Though born in Ilford, he was brought up in the Belle Vue area of Bradford, Yorkshire,[1] where he attended primary and secondary school.
[1] At the general election in 1945 he stood unsuccessfully at the Pembrokeshire constituency in Wales, losing by only 168 votes to the Liberal Party candidate Gwilym Lloyd George.
Percy Lucas, a friend and fellow MP, mentioned in his memoir Five Up that Fienburgh also had a burgeoning media career with both Granada Television and the Sunday Express.
Fienburgh wrote several books, including non-fiction works such as Steel is Power – The Case for Nationalisation and 25 Momentous Years: A 25th Anniversary in the History of the Daily Herald.
However, his best remembered book is a posthumously published novel, No Love For Johnnie, a cynical portrayal of British politics in the late 1950s that was later adapted as a film starring Peter Finch.

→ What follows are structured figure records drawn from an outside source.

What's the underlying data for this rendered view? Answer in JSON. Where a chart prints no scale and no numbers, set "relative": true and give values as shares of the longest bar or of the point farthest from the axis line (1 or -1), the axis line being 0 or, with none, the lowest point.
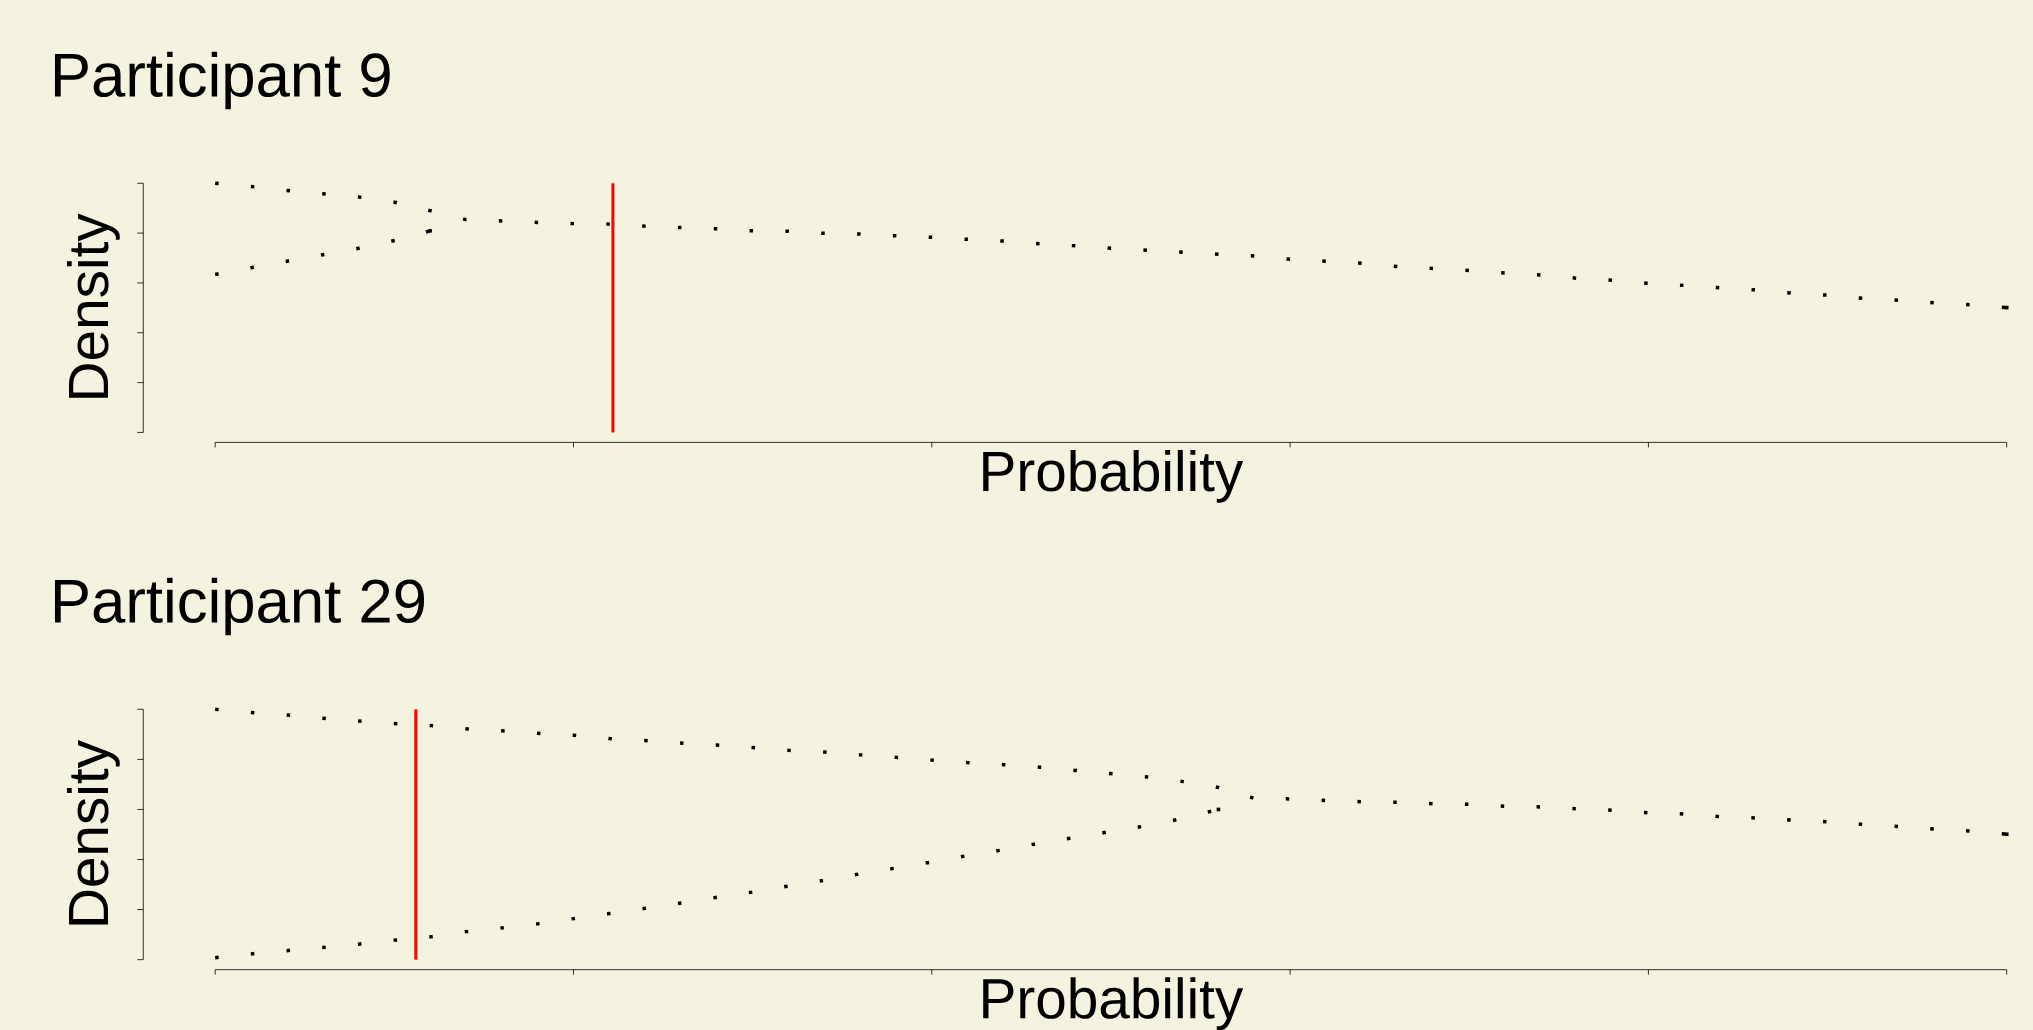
{
  "chart_data": [
    {
      "type": "line",
      "title": "Participant 9",
      "xlabel": "Probability",
      "ylabel": "Density",
      "relative": true,
      "line_style": "dotted",
      "categories": [
        null,
        null,
        null,
        null,
        null,
        null,
        null,
        null,
        null,
        null,
        null,
        null,
        null,
        null,
        null,
        null,
        null,
        null,
        null,
        null,
        null,
        null,
        null,
        null,
        null,
        null,
        null,
        null,
        null,
        null,
        null,
        null,
        null,
        null,
        null,
        null,
        null,
        null,
        null,
        null,
        null,
        null,
        null,
        null,
        null,
        null,
        null,
        null,
        null,
        null,
        null
      ],
      "series": [
        {
          "color": "#000000",
          "values": [
            1.0,
            0.987,
            0.971,
            0.958,
            0.945,
            0.924,
            0.89,
            0.854,
            0.849,
            0.843,
            0.838,
            0.836,
            0.828,
            0.822,
            0.817,
            0.809,
            0.807,
            0.799,
            0.796,
            0.789,
            0.783,
            0.775,
            0.768,
            0.757,
            0.749,
            0.739,
            0.731,
            0.723,
            0.715,
            0.708,
            0.695,
            0.687,
            0.679,
            0.666,
            0.658,
            0.65,
            0.64,
            0.632,
            0.619,
            0.611,
            0.598,
            0.59,
            0.58,
            0.572,
            0.559,
            0.551,
            0.538,
            0.53,
            0.52,
            0.512,
            0.501
          ]
        },
        {
          "color": "#000000",
          "values": [
            0.634,
            0.661,
            0.687,
            0.713,
            0.739,
            0.77,
            0.809,
            null,
            null,
            null,
            null,
            null,
            null,
            null,
            null,
            null,
            null,
            null,
            null,
            null,
            null,
            null,
            null,
            null,
            null,
            null,
            null,
            null,
            null,
            null,
            null,
            null,
            null,
            null,
            null,
            null,
            null,
            null,
            null,
            null,
            null,
            null,
            null,
            null,
            null,
            null,
            null,
            null,
            null,
            null,
            null
          ]
        }
      ]
    },
    {
      "type": "line",
      "title": "Participant 29",
      "xlabel": "Probability",
      "ylabel": "Density",
      "relative": true,
      "line_style": "dotted",
      "categories": [
        null,
        null,
        null,
        null,
        null,
        null,
        null,
        null,
        null,
        null,
        null,
        null,
        null,
        null,
        null,
        null,
        null,
        null,
        null,
        null,
        null,
        null,
        null,
        null,
        null,
        null,
        null,
        null,
        null,
        null,
        null,
        null,
        null,
        null,
        null,
        null,
        null,
        null,
        null,
        null,
        null,
        null,
        null,
        null,
        null,
        null,
        null,
        null,
        null,
        null,
        null
      ],
      "series": [
        {
          "color": "#000000",
          "values": [
            1.0,
            0.987,
            0.977,
            0.964,
            0.953,
            0.943,
            0.935,
            0.922,
            0.914,
            0.904,
            0.896,
            0.883,
            0.875,
            0.865,
            0.857,
            0.847,
            0.836,
            0.829,
            0.818,
            0.808,
            0.797,
            0.787,
            0.779,
            0.769,
            0.756,
            0.743,
            0.73,
            0.712,
            0.688,
            0.644,
            0.642,
            0.636,
            0.631,
            0.629,
            0.623,
            0.621,
            0.613,
            0.61,
            0.603,
            0.597,
            0.587,
            0.582,
            0.571,
            0.566,
            0.558,
            0.551,
            0.54,
            0.532,
            0.522,
            0.514,
            0.501
          ]
        },
        {
          "color": "#000000",
          "values": [
            0.008,
            0.023,
            0.036,
            0.049,
            0.062,
            0.078,
            0.091,
            0.112,
            0.127,
            0.143,
            0.164,
            0.184,
            0.205,
            0.226,
            0.249,
            0.27,
            0.294,
            0.317,
            0.343,
            0.366,
            0.39,
            0.416,
            0.439,
            0.465,
            0.488,
            0.512,
            0.535,
            0.564,
            0.6,
            null,
            null,
            null,
            null,
            null,
            null,
            null,
            null,
            null,
            null,
            null,
            null,
            null,
            null,
            null,
            null,
            null,
            null,
            null,
            null,
            null,
            null
          ]
        }
      ]
    }
  ]
}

One near-contemporary critic, Alan Lovell, writing in the New Left Review in 1961, considered No Love For Johnnie a "bad novel" and wrote that "Fienburgh seems to have had no conception of what idealism means".
Geoffrey Wheatcroft in The Observer in 2001 suggested that No Love for Johnnie was the archetype of a genre that he named "the Labour Party novel of disillusionment".